At 58, he had suffered from an incurable disease for 35 years. Before his death, he wrote an open letter, which was addressed to the President of the Republic, the government and the French parliamentarians.

He had wanted to die for several years, a claim that he had also publicized in 2020, and demanded the right to euthanasia. The French activist at the end of a “dignified” life, Alain Cocq, 58, died on Tuesday, June 15, of assisted suicide in Switzerland, the definitive gesture that ended decades of suffering, which was accompanied by a final message attacking “ the lack of courage ”of the political class.

“I want to inform you, hereby, of my death with dignity, in the context of an assisted suicide procedure in Switzerland,” wrote Mr. Cocq in an open letter, distributed by his supporters, addressed to the President of the Republic. to the French government and parliamentarians.

Alain Cocq was diagnosed at age 23 with a disease as incurable as it was painful, which led him to live for thirty-five years “in palliative care”, in his words. Claiming his right not to suffer anymore, the Dijonnais had tried twice in 2020 to let himself die, striking for care and hunger, but he had had to surrender, a victim of unbearable pain.

He then announced his intention to travel to Switzerland, where assisted suicide is legal. An association, of which he had no name, had offered to finance the necessary “8,000 to 10,000 euros.”

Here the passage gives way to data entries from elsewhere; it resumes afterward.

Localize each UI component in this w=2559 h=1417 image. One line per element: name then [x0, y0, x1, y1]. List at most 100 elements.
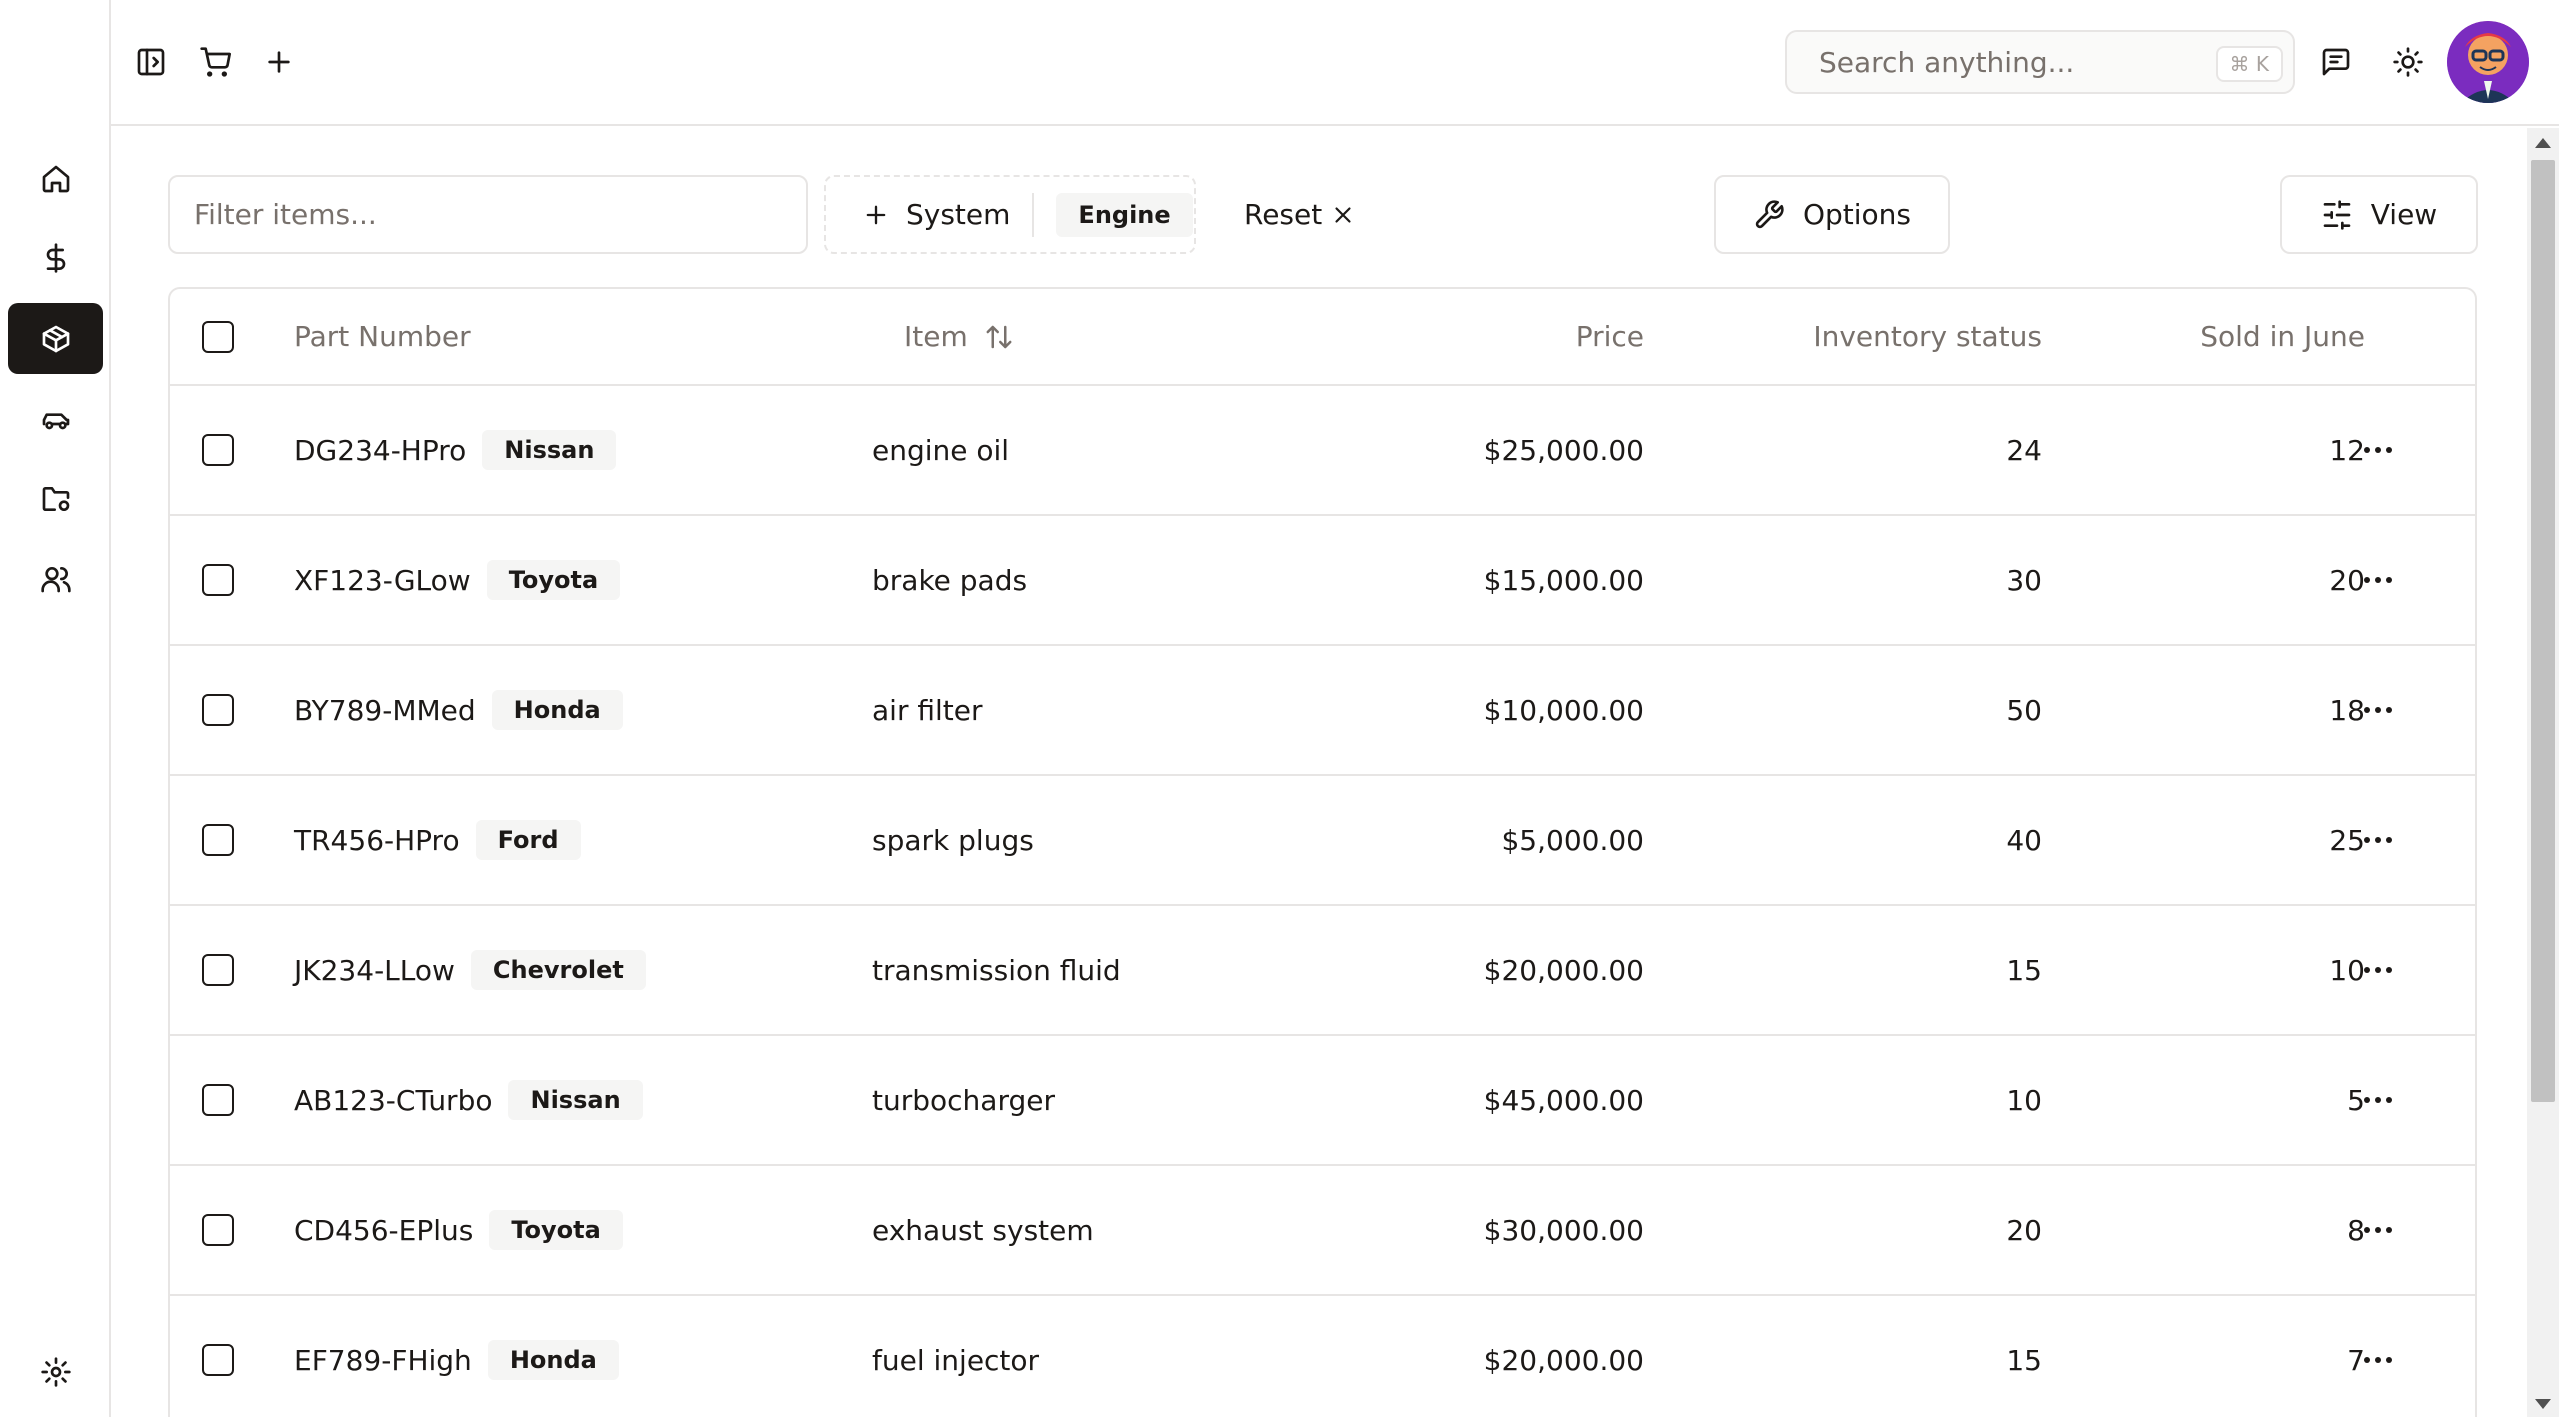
row-checkbox[interactable] — [202, 1344, 234, 1376]
package-icon — [42, 325, 69, 352]
row-actions-button[interactable] — [2348, 1166, 2408, 1294]
row-actions-button[interactable] — [2348, 776, 2408, 904]
scroll-up-arrow[interactable] — [2535, 138, 2551, 148]
view-button[interactable]: View — [2280, 175, 2478, 254]
car-icon — [42, 412, 69, 429]
sidebar-toggle-icon — [137, 48, 165, 76]
part-number-cell: JK234-LLow Chevrolet — [294, 906, 646, 1034]
row-select-cell — [202, 516, 234, 644]
more-horizontal-icon — [2364, 1357, 2392, 1363]
messages-button[interactable] — [2316, 42, 2356, 82]
avatar[interactable] — [2447, 21, 2529, 103]
row-checkbox[interactable] — [202, 1084, 234, 1116]
table-header-row: Part Number Item Price Inventory status … — [170, 289, 2475, 386]
scroll-thumb[interactable] — [2531, 160, 2555, 1102]
item-cell: spark plugs — [872, 823, 1034, 857]
parts-table: Part Number Item Price Inventory status … — [168, 287, 2477, 1417]
inventory-cell: 50 — [2006, 693, 2042, 727]
search-input[interactable]: Search anything... ⌘ K — [1785, 30, 2295, 94]
part-number: AB123-CTurbo — [294, 1083, 493, 1117]
part-number-cell: CD456-EPlus Toyota — [294, 1166, 623, 1294]
row-select-cell — [202, 386, 234, 514]
brand-badge: Honda — [487, 1340, 619, 1380]
view-label: View — [2370, 198, 2438, 231]
search-placeholder: Search anything... — [1819, 45, 2075, 79]
system-filter-button[interactable]: System Engine — [824, 175, 1196, 254]
sold-cell: 8 — [2347, 1213, 2365, 1247]
sidebar-item-vehicles[interactable] — [8, 384, 103, 455]
item-cell: brake pads — [872, 563, 1028, 597]
column-header-part-number[interactable]: Part Number — [294, 289, 471, 384]
home-icon — [42, 165, 69, 192]
row-actions-button[interactable] — [2348, 1036, 2408, 1164]
select-all-checkbox[interactable] — [202, 320, 234, 353]
column-header-item[interactable]: Item — [904, 289, 1014, 384]
table-row[interactable]: XF123-GLow Toyota brake pads $15,000.00 … — [170, 516, 2475, 646]
select-all-cell — [202, 289, 234, 384]
price-cell: $5,000.00 — [1501, 823, 1644, 857]
reset-button[interactable]: Reset — [1228, 175, 1372, 254]
theme-toggle-button[interactable] — [2388, 42, 2428, 82]
part-number: JK234-LLow — [294, 953, 455, 987]
row-checkbox[interactable] — [202, 694, 234, 726]
row-select-cell — [202, 1166, 234, 1294]
row-actions-button[interactable] — [2348, 646, 2408, 774]
more-horizontal-icon — [2364, 967, 2392, 973]
table-row[interactable]: JK234-LLow Chevrolet transmission fluid … — [170, 906, 2475, 1036]
page-scrollbar[interactable] — [2527, 128, 2559, 1417]
more-horizontal-icon — [2364, 707, 2392, 713]
column-header-price[interactable]: Price — [1270, 289, 1644, 384]
part-number: DG234-HPro — [294, 433, 467, 467]
table-row[interactable]: AB123-CTurbo Nissan turbocharger $45,000… — [170, 1036, 2475, 1166]
column-header-sold[interactable]: Sold in June — [2070, 289, 2365, 384]
wrench-icon — [1755, 199, 1784, 228]
sidebar-toggle-button[interactable] — [131, 42, 171, 82]
item-cell: air filter — [872, 693, 983, 727]
inventory-cell: 20 — [2006, 1213, 2042, 1247]
price-cell: $25,000.00 — [1483, 433, 1644, 467]
item-cell: exhaust system — [872, 1213, 1094, 1247]
cart-icon — [200, 47, 231, 77]
row-select-cell — [202, 1296, 234, 1417]
row-checkbox[interactable] — [202, 954, 234, 986]
column-header-inventory[interactable]: Inventory status — [1670, 289, 2042, 384]
sidebar-item-billing[interactable] — [8, 222, 103, 293]
row-checkbox[interactable] — [202, 1214, 234, 1246]
sold-cell: 7 — [2347, 1343, 2365, 1377]
price-cell: $20,000.00 — [1483, 1343, 1644, 1377]
table-row[interactable]: BY789-MMed Honda air filter $10,000.00 5… — [170, 646, 2475, 776]
table-row[interactable]: DG234-HPro Nissan engine oil $25,000.00 … — [170, 386, 2475, 516]
row-actions-button[interactable] — [2348, 906, 2408, 1034]
scroll-down-arrow[interactable] — [2535, 1399, 2551, 1409]
part-number: XF123-GLow — [294, 563, 471, 597]
filter-input[interactable]: Filter items... — [168, 175, 808, 254]
brand-badge: Ford — [475, 820, 581, 860]
part-number-cell: BY789-MMed Honda — [294, 646, 623, 774]
sold-cell: 5 — [2347, 1083, 2365, 1117]
inventory-cell: 40 — [2006, 823, 2042, 857]
system-filter-label: System — [906, 198, 1011, 231]
row-actions-button[interactable] — [2348, 1296, 2408, 1417]
sidebar-item-settings[interactable] — [8, 1342, 103, 1402]
plus-icon — [866, 205, 886, 224]
add-button[interactable] — [259, 42, 299, 82]
options-button[interactable]: Options — [1714, 175, 1950, 254]
sidebar-item-inventory[interactable] — [8, 303, 103, 374]
table-row[interactable]: CD456-EPlus Toyota exhaust system $30,00… — [170, 1166, 2475, 1296]
brand-badge: Chevrolet — [470, 950, 646, 990]
reset-label: Reset — [1244, 198, 1323, 231]
table-row[interactable]: TR456-HPro Ford spark plugs $5,000.00 40… — [170, 776, 2475, 906]
sidebar-item-users[interactable] — [8, 543, 103, 614]
row-checkbox[interactable] — [202, 824, 234, 856]
row-actions-button[interactable] — [2348, 386, 2408, 514]
table-row[interactable]: EF789-FHigh Honda fuel injector $20,000.… — [170, 1296, 2475, 1417]
sidebar-item-folders[interactable] — [8, 463, 103, 534]
brand-badge: Toyota — [489, 1210, 623, 1250]
row-actions-button[interactable] — [2348, 516, 2408, 644]
row-checkbox[interactable] — [202, 564, 234, 596]
sold-cell: 10 — [2329, 953, 2365, 987]
sliders-icon — [2323, 199, 2351, 230]
cart-button[interactable] — [195, 42, 235, 82]
row-checkbox[interactable] — [202, 434, 234, 466]
sidebar-item-home[interactable] — [8, 143, 103, 214]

“He took a pill; It was very fast. It is done, and it is very good that he has gone as he wanted, ”said François Lambert, one of his relatives, who is also a lawyer and nephew of Vincent Lambert, who passed away in 2019. After spending more than ten years in a state vegetative, the latter had become a symbol of the end-of-life debate in France. “It is better to stay alive in this state,” added Francois Lambert.

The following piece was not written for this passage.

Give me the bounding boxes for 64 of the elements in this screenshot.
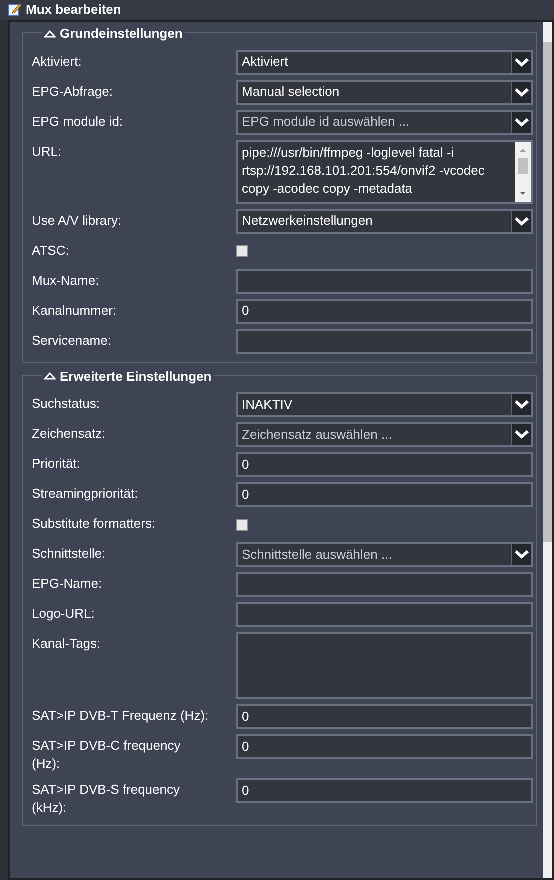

In his “letter from beyond the grave”, Mr. Cocq participates for the first time in Emmanuel Macron, who had refused in August 2020 to authorize the medical profession to compassionately prescribe pentobarbital, a powerful barbiturate that would have allowed him to “go in peace”. Macron had refused, saying that “we cannot ask anyone to go beyond our current legal framework.”

The patient then denounces the “lack of political courage” of the government, accused of having refused “to put on the agenda a bill on the end of life with dignity, either by assisted suicide when the person is conscious, or by euthanizing when the person can no longer speak ”.

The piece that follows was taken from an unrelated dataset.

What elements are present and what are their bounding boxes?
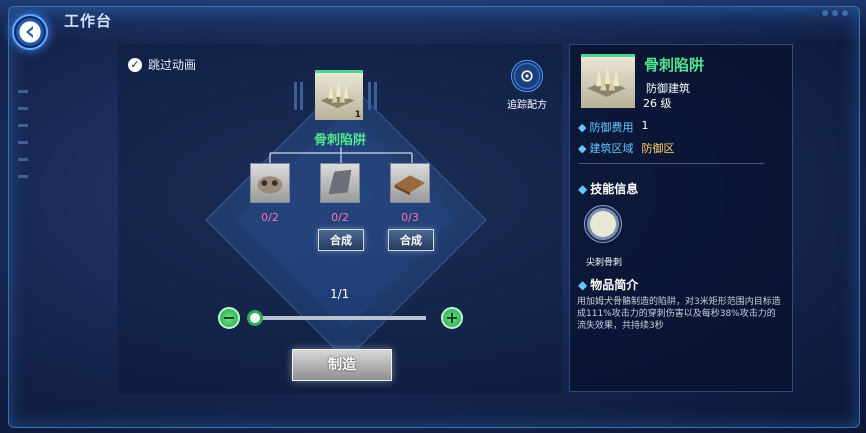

Despite broad support, a bill granting the right to “a free and chosen end of life” of parliamentarian Olivier Falorni (Liberties and Territories group) could not be approved in a limited time in April, in front of thousands of victims. presented by some elected Republicans. “I would like to congratulate the ladies and gentlemen of the deputies who had the courage and conscience to vote for article 1 of Mr. Falorni’s bill,” adds Mr. Cocq, before “punishing the archaism of the Senate” that he rejected “a similar bill.”

Despite his suffering, Alain Cocq could not benefit from the current law, known as Claeys-Leonetti, approved in 2016: the latter authorizes “deep and continuous sedation, until death” but only for people whose vital prognosis is compromised ” in the short term. ”

“The Leonetti law of 2016 is a French aberration, which no other country in the world has adopted and which leaves outpatients suffering from neurodegenerative diseases,” the Association au droit to die dans la dignity (ADMD) said in a press release. . “These deaths abroad are unworthy of our country. Because exile is added to the suffering caused by the end of life, only accompanied by a few family members ”, adds the ADMD.

In his letter, Mr. Cocq also calls on the candidates for the 2022 presidential election and asks if they are “willing to support a bill related to the end of life with dignity in which both assisted suicide like euthanasia. ” “As for me, from where I will be, I will make sure to observe them all,” wrote Mr. Cocq, very political until the last moments of him.